The effectual guarding of the convicts when at work was, however, a matter of equal importance. This, with the experience of many years gained in all varieties of outdoor employment, has been reduced almost to a science at Borstal. The works are enclosed by a wall ten feet high. There is a ditch on the inner side, and there are wire entanglements on the inner side of the ditch. The convict-laden train runs within the palisading and its passengers are marched to the various points on which they are employed. Some of these are in the open beyond the palisading; but outside all, on a wide outer circumference, are sentries of the civil guard, on high platforms at regular intervals, commanding the ground between them. No fugitive could pass them unobserved, as they are on such a radius that they would have the fleeing convict a long time under their eyes while he was approaching. In addition to this, an elaborate system of signaling has been devised by means of semaphores at the highest points. These are worked by good-service convicts, men in the last year of their sentence, who can be trusted to use field-glasses and to communicate promptly any news that has to be sent on. In this way escapes are signaled, or a call for help made, if help be required, in event of disturbance among the parties at work. Escapes have no doubt occurred at Borstal, but they have been few and far between, always resulting in recapture, except in one or two instances.
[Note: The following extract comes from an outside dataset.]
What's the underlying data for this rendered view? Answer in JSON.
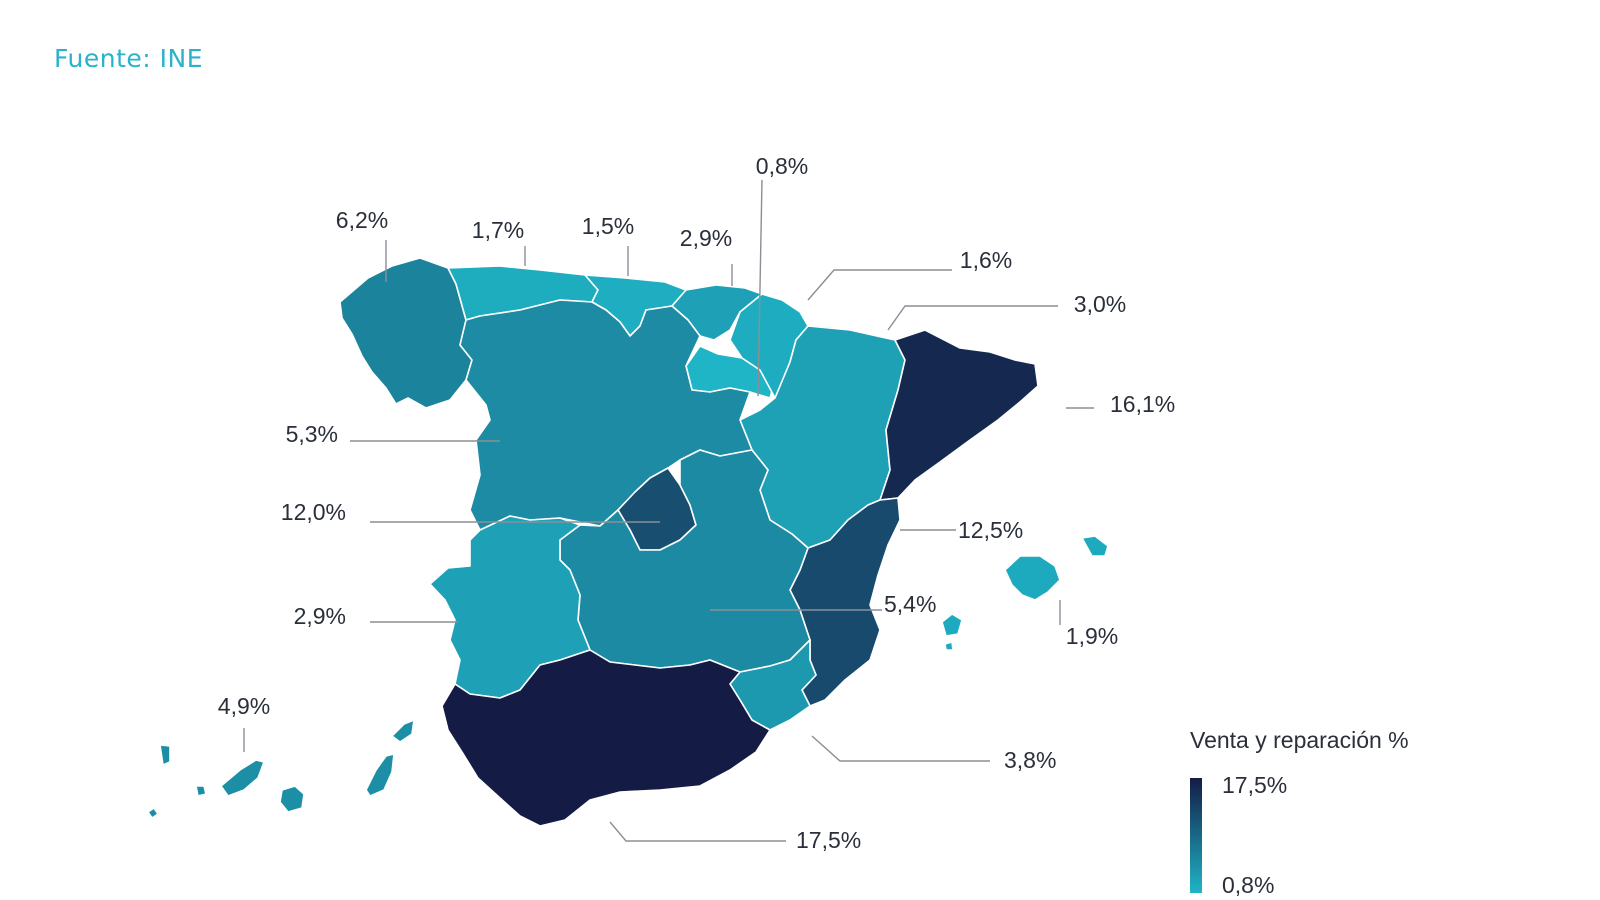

Thus we have traced, in this and the preceding volume, the course of the beginning and the development of the prison system of Great Britain. Much that we now rightly consider inhuman marked its early history, in common with the conduct of all prisons of that early day. The period of deportation is certainly gloomy enough, until we stop to consider the splendid secondary results that have grown out of it in the building up of an Anglo-Saxon commonwealth in the southern hemisphere. The prison system of Great Britain, as it is to-day established, is perhaps as advanced as any in the world, while the future promises advance and improvement wherever the one is called for and the other is possible.